Combining the include and subroutine functions ensures – with a single line of code – that our variables are initialized, and our subroutines are defined and available for our use. This is where we can set default values for Prefix, Delim, Client, and a vPurgeDays variable to define message retention. You can access the complete code in the file below. Its usage becomes straightforward.

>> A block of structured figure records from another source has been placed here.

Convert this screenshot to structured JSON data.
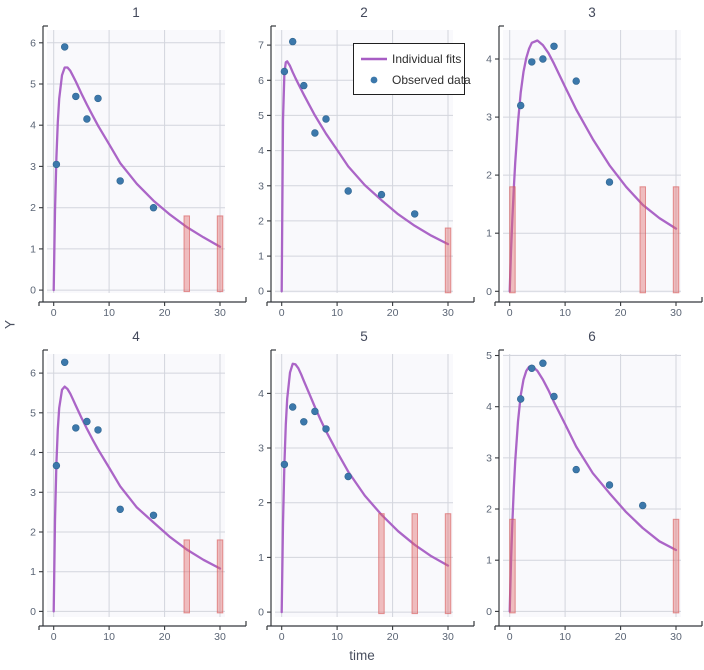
{
  "figure": {
    "y_axis_label": "Y",
    "x_axis_label": "time",
    "legend": {
      "items": [
        {
          "label": "Individual fits",
          "swatch": "line-swatch"
        },
        {
          "label": "Observed data",
          "swatch": "dot-swatch"
        }
      ]
    },
    "colors": {
      "plot_bg": "#f9f9fc",
      "grid": "#d3d5dd",
      "axis": "#35383d",
      "tick_label": "#5b6575",
      "title": "#42485a",
      "fit": "#a75dc4",
      "observed": "#3c78ab",
      "observed_edge": "#2e648f",
      "censored_fill": "rgba(226,106,106,0.42)",
      "censored_edge": "rgba(213,85,85,0.6)"
    }
  },
  "chart_data": {
    "type": "line",
    "description": "Grid of 6 individual-fit subplots: purple fitted concentration curves, blue observed data points, salmon vertical bars marking censored observations (height 1.8).",
    "xlabel": "time",
    "ylabel": "Y",
    "xlim": [
      -1.2,
      30.9
    ],
    "xticks": [
      0,
      10,
      20,
      30
    ],
    "fit_t": [
      0,
      0.25,
      0.5,
      0.75,
      1,
      1.5,
      2,
      2.5,
      3,
      3.5,
      4,
      5,
      6,
      7,
      8,
      10,
      12,
      15,
      18,
      21,
      24,
      27,
      30
    ],
    "panels": [
      {
        "title": "1",
        "ylim": [
          -0.07,
          6.31
        ],
        "yticks": [
          0,
          1,
          2,
          3,
          4,
          5,
          6
        ],
        "fit_y": [
          0,
          1.92,
          3.21,
          4.07,
          4.64,
          5.21,
          5.4,
          5.4,
          5.32,
          5.19,
          5.06,
          4.77,
          4.5,
          4.24,
          3.99,
          3.54,
          3.08,
          2.58,
          2.17,
          1.83,
          1.53,
          1.28,
          1.05
        ],
        "observed_t": [
          0.5,
          2,
          4,
          6,
          8,
          12,
          18
        ],
        "observed_y": [
          3.05,
          5.9,
          4.7,
          4.15,
          4.65,
          2.65,
          2.0
        ],
        "censored_t": [
          24,
          30
        ],
        "censored_top": 1.8
      },
      {
        "title": "2",
        "ylim": [
          -0.05,
          7.43
        ],
        "yticks": [
          0,
          1,
          2,
          3,
          4,
          5,
          6,
          7
        ],
        "fit_y": [
          0,
          4.87,
          6.2,
          6.51,
          6.54,
          6.41,
          6.23,
          6.06,
          5.9,
          5.74,
          5.59,
          5.29,
          5.0,
          4.74,
          4.48,
          4.02,
          3.55,
          3.02,
          2.59,
          2.19,
          1.86,
          1.58,
          1.34
        ],
        "observed_t": [
          0.5,
          2,
          4,
          6,
          8,
          12,
          18,
          24
        ],
        "observed_y": [
          6.25,
          7.1,
          5.85,
          4.5,
          4.9,
          2.85,
          2.75,
          2.2
        ],
        "censored_t": [
          30
        ],
        "censored_top": 1.8
      },
      {
        "title": "3",
        "ylim": [
          -0.03,
          4.5
        ],
        "yticks": [
          0,
          1,
          2,
          3,
          4
        ],
        "fit_y": [
          0,
          0.68,
          1.26,
          1.77,
          2.21,
          2.91,
          3.42,
          3.78,
          4.02,
          4.18,
          4.28,
          4.32,
          4.24,
          4.1,
          3.92,
          3.52,
          3.13,
          2.62,
          2.17,
          1.8,
          1.49,
          1.26,
          1.08
        ],
        "observed_t": [
          2,
          4,
          6,
          8,
          12,
          18
        ],
        "observed_y": [
          3.2,
          3.95,
          4.0,
          4.22,
          3.62,
          1.88
        ],
        "censored_t": [
          0.5,
          24,
          30
        ],
        "censored_top": 1.8
      },
      {
        "title": "4",
        "ylim": [
          -0.14,
          6.48
        ],
        "yticks": [
          0,
          1,
          2,
          3,
          4,
          5,
          6
        ],
        "fit_y": [
          0,
          2.29,
          3.72,
          4.59,
          5.12,
          5.58,
          5.66,
          5.6,
          5.48,
          5.33,
          5.18,
          4.88,
          4.6,
          4.33,
          4.08,
          3.62,
          3.15,
          2.62,
          2.24,
          1.87,
          1.56,
          1.3,
          1.08
        ],
        "observed_t": [
          0.5,
          2,
          4,
          6,
          8,
          12,
          18
        ],
        "observed_y": [
          3.67,
          6.27,
          4.62,
          4.78,
          4.57,
          2.57,
          2.42
        ],
        "censored_t": [
          24,
          30
        ],
        "censored_top": 1.8
      },
      {
        "title": "5",
        "ylim": [
          -0.09,
          4.72
        ],
        "yticks": [
          0,
          1,
          2,
          3,
          4
        ],
        "fit_y": [
          0,
          1.62,
          2.7,
          3.43,
          3.9,
          4.38,
          4.54,
          4.53,
          4.46,
          4.35,
          4.23,
          3.99,
          3.75,
          3.52,
          3.31,
          2.93,
          2.57,
          2.13,
          1.78,
          1.48,
          1.23,
          1.02,
          0.85
        ],
        "observed_t": [
          0.5,
          2,
          4,
          6,
          8,
          12
        ],
        "observed_y": [
          2.7,
          3.75,
          3.48,
          3.67,
          3.35,
          2.48
        ],
        "censored_t": [
          18,
          24,
          30
        ],
        "censored_top": 1.8
      },
      {
        "title": "6",
        "ylim": [
          -0.11,
          5.03
        ],
        "yticks": [
          0,
          1,
          2,
          3,
          4,
          5
        ],
        "fit_y": [
          0,
          0.96,
          1.75,
          2.4,
          2.93,
          3.71,
          4.22,
          4.53,
          4.7,
          4.78,
          4.8,
          4.7,
          4.53,
          4.32,
          4.09,
          3.66,
          3.22,
          2.7,
          2.31,
          1.94,
          1.63,
          1.37,
          1.2
        ],
        "observed_t": [
          2,
          4,
          6,
          8,
          12,
          18,
          24
        ],
        "observed_y": [
          4.15,
          4.75,
          4.85,
          4.2,
          2.77,
          2.47,
          2.07
        ],
        "censored_t": [
          0.5,
          30
        ],
        "censored_top": 1.8
      }
    ]
  }
}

$(Must_Include=lib://<<FILEPATH>>/fxnGenerateAppLog.txt); //Optionally customize vMsgXXXX variables //LET vMsgFile = $(vMsgClient); //LET vMsgPrefix = 'ABC'; CALL LOG ('Insert Message Here'); //Placed at end of application to consolidate and write log file. CALL GenerateAppLog;
In the fxnGenerateAppLog.txt file you’ll find variables and definitions, the most important of which to setup is the output file location, vLogOutput. Again, using an already defined data source location,you can do this easily without additional configuration. However, you can customize as the environment demands. You can customize variables AFTER the include statement; this will have varying effects on log overwriting depending on how this is done. For example, if log files are more usefully kept by Client, the vMsgFile variable can simply be reset to vMsgClient. Consistent use of the vMsgFile and vMsgPrefix will allow log consolidation.
By tapping Qlik’s default logging scheme and applying the concepts of TRACE, Dynamic Variables, subroutines and include statements developers can make customizable logging solutions to support their development and consumer needs. Happy logging!